HIVE a acquis la propriété avec une structure de paiement comprenant jusqu'à 750,000 1.5 $ en espèces et jusqu'à XNUMX million de dollars en actions ordinaires de la société. Selon un communiqué de la société, la partie en actions ordinaires sera payée en deux versements, le prix de l'action étant déterminé par des conditions particulières liées aux cours de clôture de la Bourse de croissance TSX.
Holmes a noté que le centre de données était récemment entre des mains privées, refusant de divulguer le propriétaire. La société, impliquée dans le calcul haute performance, a cherché à vendre avant la réduction de moitié du bitcoin prévue en avril – un événement qui devrait exercer une pression financière sur les acteurs du segment.
Cet achat intervient quelques mois seulement après que la société anciennement connue sous le nom de Hive Blockchain Technologies a changé de nom et s'est concentrée sur le soutien à la croissance de l'intelligence artificielle.
Holmes a déclaré que l'entreprise basée à Vancouver cherche à poursuivre son expansion en Colombie-Britannique, au Manitoba, en Ontario et au Québec. Des concurrents tels que Marathon Digital ont récemment partagé leur intention de continuer à se diversifier géographiquement.

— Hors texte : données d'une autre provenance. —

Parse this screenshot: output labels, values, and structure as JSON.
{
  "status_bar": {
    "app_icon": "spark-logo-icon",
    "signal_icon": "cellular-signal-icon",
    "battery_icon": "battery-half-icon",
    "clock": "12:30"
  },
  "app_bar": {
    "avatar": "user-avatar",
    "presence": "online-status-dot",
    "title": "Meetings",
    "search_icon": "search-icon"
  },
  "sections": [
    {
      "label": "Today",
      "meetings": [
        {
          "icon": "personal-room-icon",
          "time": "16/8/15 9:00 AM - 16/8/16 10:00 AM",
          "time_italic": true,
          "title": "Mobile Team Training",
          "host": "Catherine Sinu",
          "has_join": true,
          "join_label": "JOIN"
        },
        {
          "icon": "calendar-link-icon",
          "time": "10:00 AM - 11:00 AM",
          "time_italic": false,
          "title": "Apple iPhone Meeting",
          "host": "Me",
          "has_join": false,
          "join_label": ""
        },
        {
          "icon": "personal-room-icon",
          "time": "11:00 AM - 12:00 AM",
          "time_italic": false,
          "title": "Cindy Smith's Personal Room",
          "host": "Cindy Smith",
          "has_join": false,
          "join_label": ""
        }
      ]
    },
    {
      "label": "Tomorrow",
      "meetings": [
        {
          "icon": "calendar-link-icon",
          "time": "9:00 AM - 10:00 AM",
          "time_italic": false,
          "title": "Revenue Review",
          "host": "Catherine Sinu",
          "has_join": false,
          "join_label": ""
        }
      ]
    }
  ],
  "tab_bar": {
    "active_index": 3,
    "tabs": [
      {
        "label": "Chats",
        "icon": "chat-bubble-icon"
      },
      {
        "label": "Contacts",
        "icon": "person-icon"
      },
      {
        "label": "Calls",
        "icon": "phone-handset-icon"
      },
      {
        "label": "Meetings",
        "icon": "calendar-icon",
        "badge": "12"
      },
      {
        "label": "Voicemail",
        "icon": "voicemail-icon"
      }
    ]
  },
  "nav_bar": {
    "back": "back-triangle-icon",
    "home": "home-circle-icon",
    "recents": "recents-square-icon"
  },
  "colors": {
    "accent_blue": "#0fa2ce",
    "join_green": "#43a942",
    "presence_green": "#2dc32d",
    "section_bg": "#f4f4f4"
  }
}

"L'achat de cette installation juste à côté de chez nous n'est qu'une autre vision à long terme de la grande transformation numérique dans laquelle nous mettons des actifs à long terme dans notre bilan", a déclaré Holmes.
3. Le mineur de crypto-monnaie Hive étend ses opérations de centre de données en Suède

La société minière de crypto-monnaie Hive Digital Technologies a révélé son intention d'étendre sa présence mondiale grâce à une nouvelle acquisition de propriété et d'un centre de données à Boden, en Suède.
Le 27 novembre, la société a annoncé avoir conclu un accord de transfert de propriété avec Turis AB pour reprendre la propriété d'un centre de données précédemment construit dans le cadre du projet Horizon 2020 de l'Union européenne.
Hive a déclaré que cette nouvelle propriété se trouve à « proximité immédiate » de son centre de données existant en Suède, et qu'elle prévoit de développer davantage l'installation dans son portefeuille. Elle indique que la propriété abritera également sa nouvelle génération de serveurs ASIC et augmentera sa production de Bitcoin.
Hive possède et exploite des centres de données au Canada, en Suède et en Islande, et encourage l'utilisation de l'énergie verte pour exploiter des actifs numériques tels que BTC sur le nuage.
Cointelegraph a contacté Hive pour plus d'informations sur le développement.
Plus tôt en 2023, Hive a supprimé le mot « blockchain » de son nom officiel pour refléter son « orientation évolutive » vers les opportunités financières dans l’intelligence artificielle (IA), le cloud computing et les unités de traitement graphique (GPU).
La société a ensuite annoncé son intention d'utiliser ses 38,000 XNUMX GPU Nvidia pour offrir aux petites et moyennes entreprises une alternative plus efficace aux principaux fournisseurs de services cloud.
Le PDG de Hive, Aydin Kilic, et son président, Frank Holmes, ont déclaré à Cointelegraph dans une interview que le pivot vers l'IA ne nie ni ne diminue son implication dans le minage de Bitcoin et de crypto-monnaies. Au lieu de cela, ils ont déclaré que l'entreprise est toujours fortement impliquée mais que « la blockchain et l'IA peuvent certainement coexister » et rester « des piliers du Web3 ».
En septembre, Hive était l'une des sociétés minières impliquées dans le lancement du Digital Power Network (DPN), une coalition affiliée à la Chambre de commerce numérique pour souligner l'importance de l'exploitation minière par preuve de travail (PoW).